The research team defined a portfolio as a group of related or unrelated projects and/or programs managed by a single individual, the portfolio manager. (It may be noteworthy that the Project Management Institute (PMI) definition of the term focuses more on the link between portfolio creation and the achievement of business goals.) Using both quantitative and qualitative, the team took a five-phase approach to its investigation of resource, financial, and risk management, and portfolio metrics:

  • Literature review
  • Design and performance of a fact-finding survey
  • Structured interviews
  • Analysis of interview findings
  • Research summary and conclusions
To begin, RT303 conducted a literature search to identify sources of information and data on portfolio management. The research team reviewed past CII research publications to identify work that could be used in the research. Then, the team used the findings from this review to design an online survey of CII and non-CII owner and contractor organizations. After analyzing the survey data, the team selected fifteen firms for structured interviews. The interviews produced in-depth findings on the firms’ processes and practices, portfolio management metrics, and barriers to portfolio management implementation. Based on the interviewees’ portfolio management approach, the team then chose six firms for in-depth case studies. In the final phase, the team summarized the research and recommended future work.
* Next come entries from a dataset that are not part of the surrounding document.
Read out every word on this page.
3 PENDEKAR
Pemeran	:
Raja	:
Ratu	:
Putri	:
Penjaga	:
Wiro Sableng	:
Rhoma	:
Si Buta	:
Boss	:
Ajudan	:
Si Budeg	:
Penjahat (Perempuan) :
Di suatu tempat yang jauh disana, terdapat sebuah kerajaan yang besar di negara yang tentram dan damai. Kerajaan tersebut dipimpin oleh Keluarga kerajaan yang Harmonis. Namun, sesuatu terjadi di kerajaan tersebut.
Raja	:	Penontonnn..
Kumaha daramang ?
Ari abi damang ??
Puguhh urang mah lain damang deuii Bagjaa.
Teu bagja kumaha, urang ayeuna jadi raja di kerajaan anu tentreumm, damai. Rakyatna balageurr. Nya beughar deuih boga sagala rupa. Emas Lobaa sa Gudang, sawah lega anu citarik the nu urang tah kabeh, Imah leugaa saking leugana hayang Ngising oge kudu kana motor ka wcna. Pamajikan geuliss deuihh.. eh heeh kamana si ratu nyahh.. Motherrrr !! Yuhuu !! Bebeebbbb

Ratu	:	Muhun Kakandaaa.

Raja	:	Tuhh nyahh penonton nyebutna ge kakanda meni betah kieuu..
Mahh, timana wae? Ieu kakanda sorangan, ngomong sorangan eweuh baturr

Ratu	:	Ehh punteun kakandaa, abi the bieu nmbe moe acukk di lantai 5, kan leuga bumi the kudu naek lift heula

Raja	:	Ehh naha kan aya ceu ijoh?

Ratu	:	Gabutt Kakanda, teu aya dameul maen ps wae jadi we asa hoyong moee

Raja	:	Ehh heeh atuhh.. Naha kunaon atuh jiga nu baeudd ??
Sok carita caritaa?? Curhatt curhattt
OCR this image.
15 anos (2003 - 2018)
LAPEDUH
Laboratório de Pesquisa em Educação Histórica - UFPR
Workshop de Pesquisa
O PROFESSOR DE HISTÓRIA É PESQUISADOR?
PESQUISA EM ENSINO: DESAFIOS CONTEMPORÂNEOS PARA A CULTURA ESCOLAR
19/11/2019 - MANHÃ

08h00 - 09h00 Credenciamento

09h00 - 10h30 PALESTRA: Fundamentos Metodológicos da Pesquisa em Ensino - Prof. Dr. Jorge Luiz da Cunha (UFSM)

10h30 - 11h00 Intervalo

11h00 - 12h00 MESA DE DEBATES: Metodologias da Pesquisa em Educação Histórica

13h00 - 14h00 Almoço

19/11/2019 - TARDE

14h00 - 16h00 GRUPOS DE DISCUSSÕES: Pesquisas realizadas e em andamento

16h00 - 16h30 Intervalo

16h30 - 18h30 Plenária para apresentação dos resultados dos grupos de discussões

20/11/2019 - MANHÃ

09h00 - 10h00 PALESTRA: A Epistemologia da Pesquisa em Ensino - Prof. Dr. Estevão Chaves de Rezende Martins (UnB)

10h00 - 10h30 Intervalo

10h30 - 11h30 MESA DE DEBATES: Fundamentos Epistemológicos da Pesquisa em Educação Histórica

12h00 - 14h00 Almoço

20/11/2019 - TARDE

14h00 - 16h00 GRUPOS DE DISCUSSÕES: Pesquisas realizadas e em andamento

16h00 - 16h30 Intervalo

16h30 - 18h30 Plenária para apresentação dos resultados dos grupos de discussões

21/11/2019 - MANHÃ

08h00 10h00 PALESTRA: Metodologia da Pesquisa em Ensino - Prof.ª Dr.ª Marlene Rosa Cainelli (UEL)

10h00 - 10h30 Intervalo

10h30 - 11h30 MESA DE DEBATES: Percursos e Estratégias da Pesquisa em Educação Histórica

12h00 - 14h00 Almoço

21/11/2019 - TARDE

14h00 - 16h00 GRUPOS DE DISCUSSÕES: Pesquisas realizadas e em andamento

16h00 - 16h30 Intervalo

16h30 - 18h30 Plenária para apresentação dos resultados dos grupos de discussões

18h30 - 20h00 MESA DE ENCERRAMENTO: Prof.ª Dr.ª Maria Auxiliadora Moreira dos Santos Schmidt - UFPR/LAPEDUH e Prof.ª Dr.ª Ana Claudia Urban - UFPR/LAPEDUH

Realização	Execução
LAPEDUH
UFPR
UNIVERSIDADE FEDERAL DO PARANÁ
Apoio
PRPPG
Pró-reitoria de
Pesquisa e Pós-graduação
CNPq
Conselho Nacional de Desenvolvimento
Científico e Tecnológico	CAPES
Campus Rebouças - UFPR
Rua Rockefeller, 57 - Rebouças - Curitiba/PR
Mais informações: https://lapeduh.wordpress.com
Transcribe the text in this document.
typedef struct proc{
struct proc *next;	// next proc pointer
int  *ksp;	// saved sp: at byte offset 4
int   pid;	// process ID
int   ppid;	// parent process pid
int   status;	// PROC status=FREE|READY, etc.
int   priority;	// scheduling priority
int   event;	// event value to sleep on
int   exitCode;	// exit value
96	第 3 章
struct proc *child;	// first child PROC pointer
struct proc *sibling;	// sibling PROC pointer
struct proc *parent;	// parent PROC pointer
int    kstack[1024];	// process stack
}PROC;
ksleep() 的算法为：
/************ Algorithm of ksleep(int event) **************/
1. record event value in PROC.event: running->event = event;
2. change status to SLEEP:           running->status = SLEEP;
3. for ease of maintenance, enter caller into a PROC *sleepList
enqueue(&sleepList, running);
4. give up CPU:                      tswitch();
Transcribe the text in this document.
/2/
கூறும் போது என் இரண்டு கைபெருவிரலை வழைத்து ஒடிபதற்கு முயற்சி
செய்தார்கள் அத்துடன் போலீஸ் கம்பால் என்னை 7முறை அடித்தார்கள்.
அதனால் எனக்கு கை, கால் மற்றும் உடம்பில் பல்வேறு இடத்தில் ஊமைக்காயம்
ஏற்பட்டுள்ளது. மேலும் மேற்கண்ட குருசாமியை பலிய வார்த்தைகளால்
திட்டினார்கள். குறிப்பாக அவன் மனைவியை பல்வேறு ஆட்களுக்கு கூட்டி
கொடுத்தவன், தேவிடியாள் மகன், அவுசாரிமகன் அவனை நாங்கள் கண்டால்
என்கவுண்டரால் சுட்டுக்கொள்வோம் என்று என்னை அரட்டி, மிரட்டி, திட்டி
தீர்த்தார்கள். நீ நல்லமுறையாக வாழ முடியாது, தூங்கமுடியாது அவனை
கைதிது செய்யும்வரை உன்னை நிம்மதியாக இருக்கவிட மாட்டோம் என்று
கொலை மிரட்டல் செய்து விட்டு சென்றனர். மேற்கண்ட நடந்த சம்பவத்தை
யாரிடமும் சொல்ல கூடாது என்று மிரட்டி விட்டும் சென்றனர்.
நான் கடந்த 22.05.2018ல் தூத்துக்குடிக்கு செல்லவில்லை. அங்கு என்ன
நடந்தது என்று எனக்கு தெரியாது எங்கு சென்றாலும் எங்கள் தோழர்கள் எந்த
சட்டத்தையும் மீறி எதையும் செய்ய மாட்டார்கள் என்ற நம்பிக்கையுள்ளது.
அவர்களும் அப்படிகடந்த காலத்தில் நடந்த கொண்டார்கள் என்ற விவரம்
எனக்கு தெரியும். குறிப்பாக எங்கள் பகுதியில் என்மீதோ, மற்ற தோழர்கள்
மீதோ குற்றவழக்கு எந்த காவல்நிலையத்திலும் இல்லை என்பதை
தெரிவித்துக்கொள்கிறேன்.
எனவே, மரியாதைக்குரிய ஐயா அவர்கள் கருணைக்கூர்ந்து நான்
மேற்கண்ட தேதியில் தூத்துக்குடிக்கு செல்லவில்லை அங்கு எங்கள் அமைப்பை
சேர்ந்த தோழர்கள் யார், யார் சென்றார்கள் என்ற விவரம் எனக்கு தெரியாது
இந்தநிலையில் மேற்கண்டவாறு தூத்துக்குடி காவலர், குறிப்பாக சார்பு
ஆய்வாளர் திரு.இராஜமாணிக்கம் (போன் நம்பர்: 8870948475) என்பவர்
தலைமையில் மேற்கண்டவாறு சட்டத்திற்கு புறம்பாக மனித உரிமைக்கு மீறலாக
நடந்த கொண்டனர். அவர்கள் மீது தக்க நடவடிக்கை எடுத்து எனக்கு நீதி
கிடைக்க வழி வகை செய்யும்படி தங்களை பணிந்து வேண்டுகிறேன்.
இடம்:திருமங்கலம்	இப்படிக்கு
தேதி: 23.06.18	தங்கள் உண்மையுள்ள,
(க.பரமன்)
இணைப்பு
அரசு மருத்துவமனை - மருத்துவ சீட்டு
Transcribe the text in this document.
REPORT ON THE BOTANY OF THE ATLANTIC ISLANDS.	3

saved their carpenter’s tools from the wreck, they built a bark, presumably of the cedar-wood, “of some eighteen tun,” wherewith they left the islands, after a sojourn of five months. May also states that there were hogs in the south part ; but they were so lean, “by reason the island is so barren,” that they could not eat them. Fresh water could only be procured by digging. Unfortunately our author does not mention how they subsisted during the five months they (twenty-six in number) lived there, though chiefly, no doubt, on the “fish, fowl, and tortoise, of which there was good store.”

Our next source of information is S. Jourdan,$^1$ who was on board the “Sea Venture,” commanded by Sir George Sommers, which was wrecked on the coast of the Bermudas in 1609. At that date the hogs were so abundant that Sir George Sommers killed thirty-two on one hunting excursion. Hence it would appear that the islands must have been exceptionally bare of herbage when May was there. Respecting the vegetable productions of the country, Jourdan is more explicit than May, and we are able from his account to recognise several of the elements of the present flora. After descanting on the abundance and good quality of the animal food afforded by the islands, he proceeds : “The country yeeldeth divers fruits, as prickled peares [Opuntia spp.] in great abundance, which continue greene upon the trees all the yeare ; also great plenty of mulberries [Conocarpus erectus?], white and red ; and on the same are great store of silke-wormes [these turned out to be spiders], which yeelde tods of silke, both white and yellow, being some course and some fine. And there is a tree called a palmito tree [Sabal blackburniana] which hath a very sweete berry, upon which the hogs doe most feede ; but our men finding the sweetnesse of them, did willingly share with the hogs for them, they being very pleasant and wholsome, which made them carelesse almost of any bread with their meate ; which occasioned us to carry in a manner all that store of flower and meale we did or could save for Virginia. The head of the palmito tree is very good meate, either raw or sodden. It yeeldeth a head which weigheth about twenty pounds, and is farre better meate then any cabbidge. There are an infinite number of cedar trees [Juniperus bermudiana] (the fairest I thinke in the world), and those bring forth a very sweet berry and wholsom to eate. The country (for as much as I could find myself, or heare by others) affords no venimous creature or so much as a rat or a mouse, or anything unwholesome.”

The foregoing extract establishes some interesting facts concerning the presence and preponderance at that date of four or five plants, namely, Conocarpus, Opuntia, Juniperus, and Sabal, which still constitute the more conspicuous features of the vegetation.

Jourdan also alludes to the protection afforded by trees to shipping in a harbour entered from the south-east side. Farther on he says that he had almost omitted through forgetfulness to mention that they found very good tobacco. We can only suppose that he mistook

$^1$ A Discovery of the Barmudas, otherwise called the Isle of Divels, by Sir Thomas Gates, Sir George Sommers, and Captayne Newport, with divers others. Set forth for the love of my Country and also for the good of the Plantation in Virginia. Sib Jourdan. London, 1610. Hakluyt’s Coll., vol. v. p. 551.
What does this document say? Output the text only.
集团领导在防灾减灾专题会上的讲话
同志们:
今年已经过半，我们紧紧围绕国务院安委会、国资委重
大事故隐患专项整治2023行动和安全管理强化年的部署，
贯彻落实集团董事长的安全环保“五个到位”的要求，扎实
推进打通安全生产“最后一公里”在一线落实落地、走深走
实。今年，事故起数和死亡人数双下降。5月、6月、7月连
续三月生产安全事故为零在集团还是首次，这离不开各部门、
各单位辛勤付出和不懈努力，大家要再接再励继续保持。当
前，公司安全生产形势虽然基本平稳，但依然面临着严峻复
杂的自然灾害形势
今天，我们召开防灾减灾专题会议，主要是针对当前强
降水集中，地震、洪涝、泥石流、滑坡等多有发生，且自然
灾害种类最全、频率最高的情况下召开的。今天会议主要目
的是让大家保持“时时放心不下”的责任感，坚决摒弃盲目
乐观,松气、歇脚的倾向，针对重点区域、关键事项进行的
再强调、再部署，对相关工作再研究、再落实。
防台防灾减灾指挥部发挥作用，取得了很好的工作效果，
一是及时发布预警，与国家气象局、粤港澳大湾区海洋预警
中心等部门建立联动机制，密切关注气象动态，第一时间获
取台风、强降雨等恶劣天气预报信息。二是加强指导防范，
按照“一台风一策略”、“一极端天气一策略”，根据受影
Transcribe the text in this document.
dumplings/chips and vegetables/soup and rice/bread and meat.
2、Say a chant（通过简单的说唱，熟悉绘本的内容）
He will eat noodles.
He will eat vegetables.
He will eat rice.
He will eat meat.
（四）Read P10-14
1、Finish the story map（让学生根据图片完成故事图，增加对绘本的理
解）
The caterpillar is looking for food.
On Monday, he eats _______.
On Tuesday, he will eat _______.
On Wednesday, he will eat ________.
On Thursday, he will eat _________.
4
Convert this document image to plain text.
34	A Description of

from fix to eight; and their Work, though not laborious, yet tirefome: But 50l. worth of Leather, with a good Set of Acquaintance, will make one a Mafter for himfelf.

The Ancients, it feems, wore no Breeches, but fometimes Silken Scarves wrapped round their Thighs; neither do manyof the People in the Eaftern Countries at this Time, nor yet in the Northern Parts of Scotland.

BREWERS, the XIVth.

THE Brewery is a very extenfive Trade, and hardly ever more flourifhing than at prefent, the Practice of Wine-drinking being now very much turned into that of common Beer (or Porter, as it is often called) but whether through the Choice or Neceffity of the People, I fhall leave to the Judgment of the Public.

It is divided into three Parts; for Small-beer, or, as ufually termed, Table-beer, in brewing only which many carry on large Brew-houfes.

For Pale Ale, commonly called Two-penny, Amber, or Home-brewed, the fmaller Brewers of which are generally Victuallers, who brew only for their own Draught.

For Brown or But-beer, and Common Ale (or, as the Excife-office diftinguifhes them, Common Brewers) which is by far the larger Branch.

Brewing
The survey results showed that most organizations assign individuals with both technical/business expertise and strong managerial skills to manage multiple projects. Firms most commonly use portfolio management processes to maintain consistency and create standard processes. They also use these processes to control overall budgets, meet clients’ specific requirements, group similar projects, effectively manage resources, meet organizational goals, and prioritize projects. Most firms have consistent internal portfolio processes, but adopt external processes to match their client’s needs. Some firms use aspects of CII processes such as front end planning and the Project Definition Rating Index. While several firms roll project data up to the portfolio level, the data transfer between systems is mostly manual. Portfolio management software packages used by the survey participants ranged from internally developed to large-scale, third-party packages. None of the participants had an integrated system for gathering information into one database and automatically creating portfolio reports.

All firms interviewed used some sort of metric to measure portfolio success, with most using a traffic-light indicator dashboard (i.e., with green, yellow, and red color-coding). The most common areas measured are safety, number of change orders, return on investment, planned versus actual cost, cash flow, planned versus actual schedule, and number of issues/concerns. As part of their continuous improvement efforts, firms use portfolio management best practices for lessons learned, schedule, cost, procurement, resource allocation, communication, scope, change management, safety, risk management, and issue management. The team found that lessons learned dissemination across the portfolio is important for effective management, with schedule, cost, and resource allocation cited as key areas.

Barriers to effective implementation of portfolio management included resistance to change and a lack of alignment, consistency, and commitment at the top management levels. Key improvements identified to overcome these barriers include data integration and interoperability, standardization across projects, quantitative metrics, improved resource forecasting, and automated dashboards.

To help portfolio managers implement effective portfolio management practices, the team developed Implementation Resource (IR) 303-2, Managing a Portfolio of Projects: A Playbook for Success. This publication helps users identify, adapt, develop, and recommend practices for portfolio management, specifically in the areas of resource management, financial management, risk management, and portfolio metrics. This resource includes a portfolio management system example and chapters on the following topics:

  • Portfolio formation strategies
  • Portfolio management
  • Recommended process for portfolio performance management
  • Recommended practices for portfolio management.